Recientemente publicamos un editorial donde criticamos la norma que obliga a las empresas que no cotizan en bolsa y que tengan ingresos anuales o activos mayores a S/.111 millones a presentar su información financiera auditada. Esta medida –dijimos– no solo no tiene ninguna utilidad práctica, sino que se salta el derecho a la privacidad al obligar a las empresas, sin una buena justificación, a hacer de conocimiento público ciertos datos que no necesariamente quieren revelar. La excusa: se busca lograr mayor transparencia con el público (a quien en este caso no le interesa esa información).

Sorprende, sin embargo, que tantas buenas intenciones para sobrefiscalizar las finanzas de los privados no se apliquen de igual manera en el sector público. Después de todo, con los problemas que existen relacionados con el presupuesto estatal –el año pasado en las arcas quedó alrededor del 15% sin ejecutar y aún persisten los problemas de gestión que impiden evaluar si el dinero se invierte de manera eficiente–, uno esperaría que se hagan todos los esfuerzos para que la población conozca los estados financieros auditados de las entidades públicas del Gobierno Central, así como de los gobiernos locales y regionales. No perdamos de vista que, a diferencia de lo que sucede con las empresas que no cotizan en bolsa, en el caso de las instancias públicas a los ciudadanos sí nos interesaría que un tercero independiente avale la veracidad de la información que ellas revelan para que su transparencia no sea como la de una luna polarizada. Se trata, finalmente, de nuestro dinero.

El contralor general de la República, Fuad Khoury , en esa línea, ha dado un haz de buena luz. Mencionó que se incorporarán auditorías de desempeño al gasto público para así igualar las buenas prácticas en las que incurren las contralorías de Reino Unido y Estados Unidos . La idea, claro está, no es solo velar por que se cumpla la ejecución del gasto, sino también por que se haga con efectividad. En Estados Unidos, por ejemplo, en la Government Accountability Office –según nuestro contralor– el 90% del tiempo del personal de la contraloría se dedica a auditar el desempeño del gasto, mientras que solo el 10% se dirige a velar por el cumplimiento. En el Perú –concluyó– “hacemos al revés”.

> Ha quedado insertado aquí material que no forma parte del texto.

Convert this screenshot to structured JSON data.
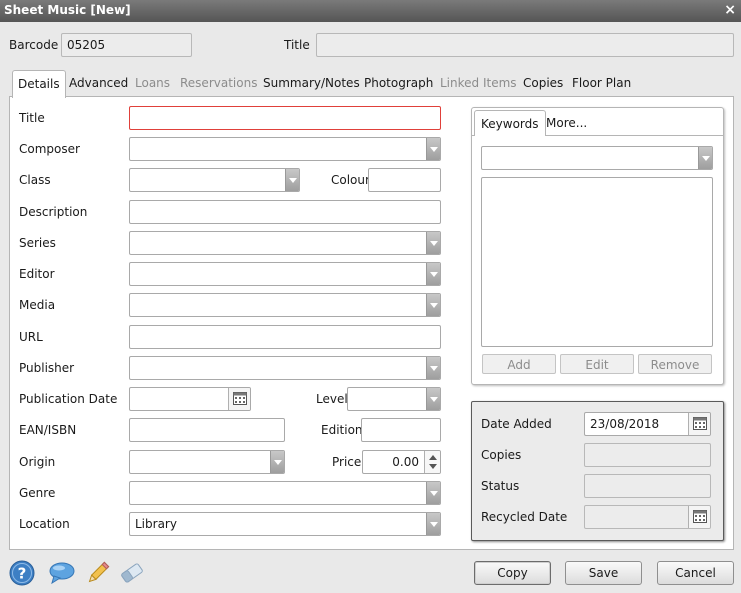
{
  "window": {
    "title": "Sheet Music [New]",
    "close": "×"
  },
  "header": {
    "barcode_label": "Barcode",
    "barcode_value": "05205",
    "title_label": "Title",
    "title_value": ""
  },
  "tabs": [
    {
      "label": "Details"
    },
    {
      "label": "Advanced"
    },
    {
      "label": "Loans"
    },
    {
      "label": "Reservations"
    },
    {
      "label": "Summary/Notes"
    },
    {
      "label": "Photograph"
    },
    {
      "label": "Linked Items"
    },
    {
      "label": "Copies"
    },
    {
      "label": "Floor Plan"
    }
  ],
  "form": {
    "title": "Title",
    "composer": "Composer",
    "class": "Class",
    "colour": "Colour",
    "description": "Description",
    "series": "Series",
    "editor": "Editor",
    "media": "Media",
    "url": "URL",
    "publisher": "Publisher",
    "publication_date": "Publication Date",
    "level": "Level",
    "ean_isbn": "EAN/ISBN",
    "edition": "Edition",
    "origin": "Origin",
    "price": "Price",
    "price_value": "0.00",
    "genre": "Genre",
    "location": "Location",
    "location_value": "Library"
  },
  "keywords": {
    "tabs": [
      {
        "label": "Keywords"
      },
      {
        "label": "More..."
      }
    ],
    "add": "Add",
    "edit": "Edit",
    "remove": "Remove"
  },
  "info": {
    "date_added_label": "Date Added",
    "date_added_value": "23/08/2018",
    "copies_label": "Copies",
    "status_label": "Status",
    "recycled_label": "Recycled Date"
  },
  "buttons": {
    "copy": "Copy",
    "save": "Save",
    "cancel": "Cancel"
  },
  "colors": {
    "title_bar": "#5f5f5f",
    "error_border": "#e0403a",
    "help_blue": "#3d7fc4"
  }
}
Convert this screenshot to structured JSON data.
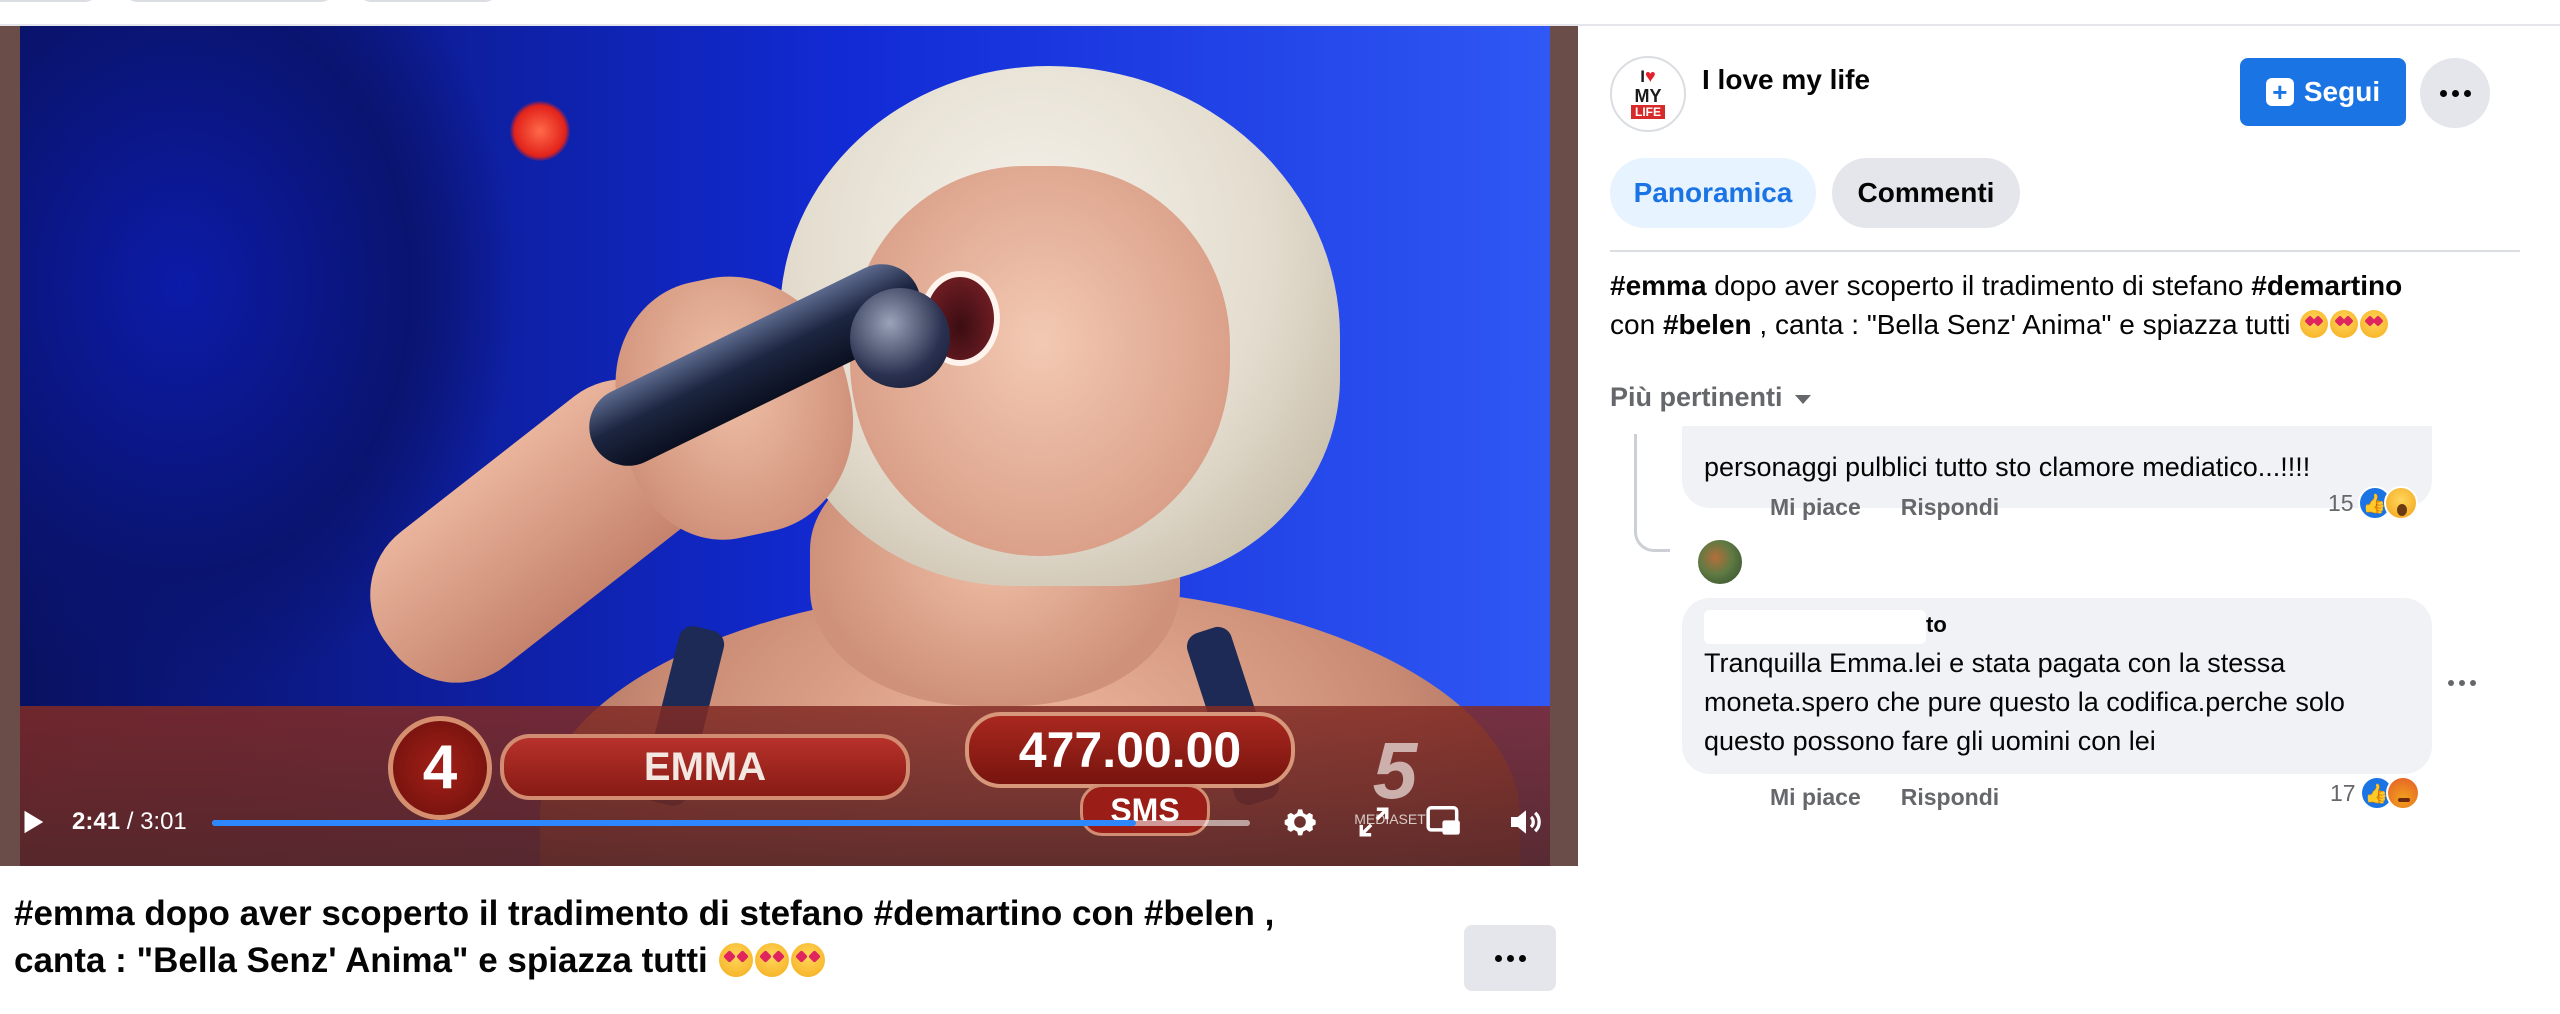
{
  "video": {
    "overlay": {
      "rank": "4",
      "name": "EMMA",
      "amount": "477.00.00",
      "tag": "SMS",
      "channel_logo": "5",
      "channel_sub": "MEDIASET"
    },
    "controls": {
      "current_time": "2:41",
      "separator": " / ",
      "total_time": "3:01",
      "progress_fraction": 0.89,
      "icons": [
        "play-icon",
        "settings-icon",
        "fullscreen-icon",
        "pip-icon",
        "volume-icon"
      ]
    },
    "caption": {
      "line1": "#emma dopo aver scoperto il tradimento di stefano #demartino con #belen ,",
      "line2": "canta : \"Bella Senz' Anima\" e spiazza tutti"
    }
  },
  "page": {
    "name": "I love my life",
    "avatar_text": {
      "i": "I",
      "heart": "♥",
      "my": "MY",
      "life": "LIFE"
    },
    "follow_label": "Segui"
  },
  "tabs": [
    {
      "label": "Panoramica",
      "active": true
    },
    {
      "label": "Commenti",
      "active": false
    }
  ],
  "post": {
    "tag1": "#emma",
    "text1": " dopo aver scoperto il tradimento di stefano ",
    "tag2": "#demartino",
    "text2": "con ",
    "tag3": "#belen",
    "text3": " , canta : \"Bella Senz' Anima\" e spiazza tutti"
  },
  "sort_label": "Più pertinenti",
  "comments": [
    {
      "text": "personaggi pulblici tutto sto clamore mediatico...!!!!",
      "like_label": "Mi piace",
      "reply_label": "Rispondi",
      "reaction_count": "15",
      "reactions": [
        "like",
        "wow"
      ]
    },
    {
      "author_tail": "to",
      "text": "Tranquilla Emma.lei e stata pagata con la stessa moneta.spero che pure questo la codifica.perche solo questo possono fare gli uomini con lei",
      "like_label": "Mi piace",
      "reply_label": "Rispondi",
      "reaction_count": "17",
      "reactions": [
        "like",
        "angry"
      ]
    }
  ],
  "colors": {
    "accent": "#1b74e4",
    "tab_active_bg": "#e7f3ff",
    "bubble_bg": "#f0f2f5",
    "secondary_text": "#65676b"
  }
}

Pero eso no es lo único que, en todo caso, se estaría haciendo al revés en nuestro país en lo que toca a dicha institución. Y es que la forma en la que se escoge al contralor tampoco tiene mucho sentido: mientras el Congreso tenga que elegir a este funcionario entre candidatos sugeridos por el presidente de la República, existen demasiados incentivos para que el gato termine haciéndolas de despensero. Si bien es cierto que la Comisión Permanente puede efectivamente filtrar a los candidatos –de hecho, en el proceso de elección en el que finalmente fue elegido Khoury se descubrió que una candidata previa había falsificado documentos–, nada impide al presidente proponer solo candidatos que le sean leales. Algo distinto sucede con el BCR , por ejemplo, cuyo directorio de siete miembros es elegido en cuatro de sus partes por el Ejecutivo, entre ellas el presidente, mientras que el Congreso ratifica a este último y elige a los tres restantes, con el voto de la mayoría absoluta del número legal de sus miembros (aunque la efectividad de este sistema viene siendo puesta en riesgo por la irresponsabilidad del Legislativo de ponerse de acuerdo en la elección).

En un país que –según el último World Competitiveness Report– se encuentra en el puesto 127 (de 144) en confianza pública en los políticos, o en el que la corrupción ocupa el segundo lugar en cuanto a los factores más problemáticos para hacer negocios, o que inclusive –según el último índice de la organización Transparencia sobre percepción de la corrupción– se encuentra en el puesto 83 de 176 países (donde a peor puesto, peor percepción de corrupción), es imperativo que se busque una manera de nombrar al contralor que asegure su protección de presiones políticas y que se obligue a las entidades públicas a pasar por auditorías financieras realmente independientes. Los secretos que tienen escondidos los funcionarios públicos no pueden seguir escondidos, como en el vals, una eternidad.